Côte d'Ivoire et Afrique occidentale
Côte d’Ivoire : la production de noix de cola explose

La noix de cola prend son envol sous la demande croissante des industries pharmaceutique, textile et agroalimentaire.

« En 1995, le pays ne produisait que 60 000 tonnes, et en 2012, 192 000 tonnes » explique Ibrahim Keïta, leader du collectif d’exportateurs le plus important d’Anyama, ville située au nord d’Abidjan. La culture de la noix de cola génère aujourd’hui un chiffre d’affaires annuel estimé à 100 milliards de francs CFA (environ 152 millions d’euros).

La Côte d’Ivoire se présente comme le principal producteur mondial de la graine du colatier, devant le Nigeria. 90 % de la production ivoirienne est exportée dans les pays de la sous-région, dont les trois quarts au Nigeria.

La cola est en train de se créer une place de choix dans les cultures ivoiriennes dont la première place est occupée par le cacao, suivi du café, de l’hévéa, de l’anacarde puis du coton. Cependant la demande est croissante et la filière s’organise. Intercola, l’association interprofessionnelle a été créée en 2017 et réunit les producteurs, les commerçants, les exportateurs et les transformateurs.

La noix de cola n’est donc plus confidentielle et ses vertus et sa composition ont séduit l’industrie pharmaceutique car « c’est un produit euphorisant et aphrodisiaque, un coupe-faim, un puissant astringent, un antioxydant et un diurétique » selon le docteur Henri Biego, consultant en sécurité alimentaire. La cola intéresse aussi l’industrie textile, notamment « celle du pagne, qui s’en sert pour la coloration » toujours selon M. Biego.

La filière s’organise sous la pression de la demande croissante des plusieurs industries, dont la première et plus connue pour son usage de la noix de cola : l’industrie agroalimentaire.

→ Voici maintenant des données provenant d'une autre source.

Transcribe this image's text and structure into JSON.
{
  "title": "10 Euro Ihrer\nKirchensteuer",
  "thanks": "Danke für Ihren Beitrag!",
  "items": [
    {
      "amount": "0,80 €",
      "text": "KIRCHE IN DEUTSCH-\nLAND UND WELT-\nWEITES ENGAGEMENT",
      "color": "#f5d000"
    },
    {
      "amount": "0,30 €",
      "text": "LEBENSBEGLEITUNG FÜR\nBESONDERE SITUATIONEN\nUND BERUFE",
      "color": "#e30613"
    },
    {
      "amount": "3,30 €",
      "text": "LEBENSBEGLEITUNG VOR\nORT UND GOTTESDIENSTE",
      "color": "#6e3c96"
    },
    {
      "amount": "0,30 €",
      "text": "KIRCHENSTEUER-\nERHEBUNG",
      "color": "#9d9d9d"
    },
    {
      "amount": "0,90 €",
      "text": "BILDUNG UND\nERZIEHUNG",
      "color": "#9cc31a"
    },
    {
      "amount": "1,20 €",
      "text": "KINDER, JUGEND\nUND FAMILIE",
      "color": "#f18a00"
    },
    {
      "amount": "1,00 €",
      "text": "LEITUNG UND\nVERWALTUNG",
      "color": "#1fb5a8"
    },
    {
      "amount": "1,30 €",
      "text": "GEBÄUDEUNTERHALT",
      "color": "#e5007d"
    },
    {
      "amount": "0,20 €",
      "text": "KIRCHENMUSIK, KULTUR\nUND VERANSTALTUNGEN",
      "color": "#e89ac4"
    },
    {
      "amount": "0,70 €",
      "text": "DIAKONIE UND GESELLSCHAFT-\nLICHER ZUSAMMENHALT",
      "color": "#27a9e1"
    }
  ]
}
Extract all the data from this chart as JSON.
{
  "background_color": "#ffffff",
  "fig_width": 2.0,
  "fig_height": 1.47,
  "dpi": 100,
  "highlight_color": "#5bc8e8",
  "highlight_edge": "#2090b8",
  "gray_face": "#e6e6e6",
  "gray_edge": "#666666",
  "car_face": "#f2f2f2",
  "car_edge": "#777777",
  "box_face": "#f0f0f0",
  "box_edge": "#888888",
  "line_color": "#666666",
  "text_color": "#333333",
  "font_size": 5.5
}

Ainsi la consommation de boissons gazeuses dites colatées sont les premiers produits demandeurs de graine de cola.

Bien que les recettes soient tenues secrètes, Coca-Cola et Pepsi-Cola ne font pas mystère de l’ingrédient principal de leurs produits phare. La forte teneur en caféine – « 3 % contre 2 % dans le café » est très utile pour les producteurs de boissons stimulantes et énergisantes.

L’accroissement de la demande de cette noix, fait évoluer le secteur et la filière. La cola séduit aussi les producteurs de cacao ivoirien, qui comprennent le potentiel économique de cette noix. « Avant, ils s’intéressaient à peine aux colatiers qu’ils avaient sur leurs champs, mais depuis que la demande augmente, ils ont compris l’intérêt et la rentabilité de cette culture qui se prête à plusieurs récoltes dans l’année », explique M. Doucouré, président d’une association de producteurs.

Il demeure cependant nombre de questions à régler sur cette filière, notamment le prix de cette matière première.  Le produit demeure spéculatif, les petits producteurs peinent à faire face aux pressions des négociants. Ainsi en 2020, année, le prix a pouvait aller de 50 à 600 francs CFA/kg. Les outils de régulation ne sont pas encore d’actualité un « prix bord-champ national » sera bientôt annoncé chaque année par les autorités. La noix de cola ivoirienne a de beaux jours devant elle et ne devrait pas tarder à occuper une place prépondérante dans l’économie ivoirienne.